Projection with a system involving a singular matrix

Assume that I have a system given as $$\begin{bmatrix} A& -B\\ 0 & C \end{bmatrix} \begin{bmatrix} A^{-1}& 0\\ 0 & I\\ \end{bmatrix} \begin{bmatrix} D & B\\ 0 & I\\ \end{bmatrix} \begin{bmatrix} q_1\\ q_2\\ \end{bmatrix} = \begin{bmatrix} b_1\\ b_2\\ \end{bmatrix}$$ which I would like to solve for the $$q$$ vector. If $$A$$ is a regular matrix, there is no problem . However, my problem is related to the cases where $$A$$ can become a singular matrix. In these singular cases, I was wondering if I could develop a projection matrix, say $$T$$, which I can explicitly separate $$q_1$$ into two spaces. Namely, one component for the particular solution that would result from the solution of the singular system such as $$Ax=b$$ (when $$A$$ is singular) and the other in the null space of $$A$$, since I can not find a solution to this problem directly, the problem will always be written with the null space vector or vectors augmented with the particular solution. I am confused about this projection matrix when $$A$$ is singular.

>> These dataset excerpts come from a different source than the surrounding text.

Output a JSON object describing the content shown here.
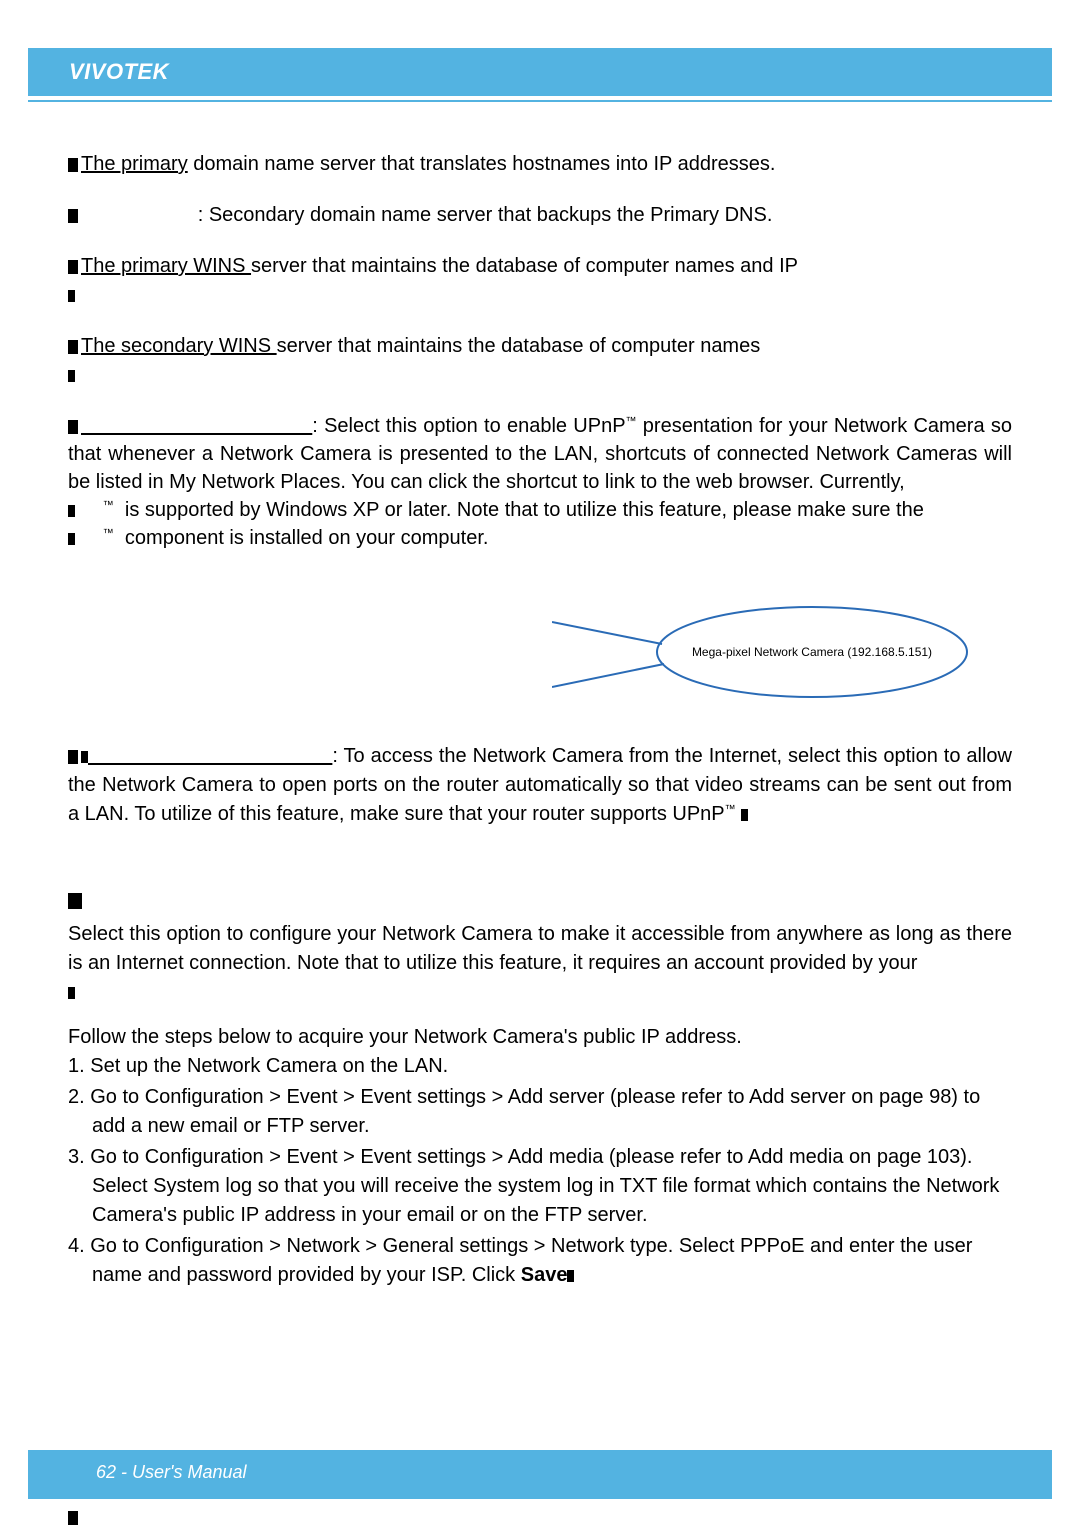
{
  "header": {
    "brand": "VIVOTEK"
  },
  "body": {
    "p1_a": "The primary",
    "p1_b": " domain name server that translates hostnames into IP addresses.",
    "p2_a": "",
    "p2_b": ": Secondary domain name server that backups the Primary DNS.",
    "p3_a": "The primary WINS ",
    "p3_b": "server that maintains the database of computer names and IP",
    "p4_a": "The secondary WINS ",
    "p4_b": "server that maintains the database of computer names",
    "upnp1_a": ": Select this option to enable UPnP",
    "upnp1_b": "  presentation for your Network Camera so that whenever a Network Camera is presented to the LAN, shortcuts of connected Network Cameras will be listed in My Network Places. You can click the shortcut to link to the web browser. Currently,",
    "upnp1_c": " is supported by Windows XP or later. Note that to utilize this feature, please make sure the",
    "upnp1_d": " component is installed on your computer.",
    "callout_label": "Mega-pixel Network Camera (192.168.5.151)",
    "upnp2_a": ": To access the Network Camera from the Internet, select this option to allow the Network Camera to open ports on the router automatically so that video streams can be sent out from a LAN. To utilize of this feature, make sure that your router supports UPnP",
    "pppoe_sel": "Select this option to configure your Network Camera to make it accessible from anywhere as long as there is an Internet connection. Note that to utilize this feature, it requires an account provided by your",
    "steps_intro": "Follow the steps below to acquire your Network Camera's public IP address.",
    "step1": "1. Set up the Network Camera on the LAN.",
    "step2": "2. Go to Configuration > Event > Event settings > Add server (please refer to Add server on page 98) to add a new email or FTP server.",
    "step3": "3. Go to Configuration > Event > Event settings > Add media (please refer to Add media on page 103). Select System log so that you will receive the system log in TXT file format which contains the Network Camera's public IP address in your email or on the FTP server.",
    "step4_a": "4. Go to Configuration > Network > General settings > Network type. Select PPPoE and enter the user name and password provided by your ISP. Click ",
    "step4_b": "Save",
    "tm": "™"
  },
  "footer": {
    "text": "62 - User's Manual"
  }
}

What I would like to perform at the end is to find a transformation like

$$\begin{bmatrix} q_1\\ q_2\\ \end{bmatrix} = T \begin{bmatrix} \tilde{q}_1\\ \alpha \\ q_2\\ \end{bmatrix}$$ where $$\alpha$$ represents the coordinate related the null space and $$\tilde{q}_1$$ will be related to the coordinate space where I can use the pseudoinverse to find the particular solution.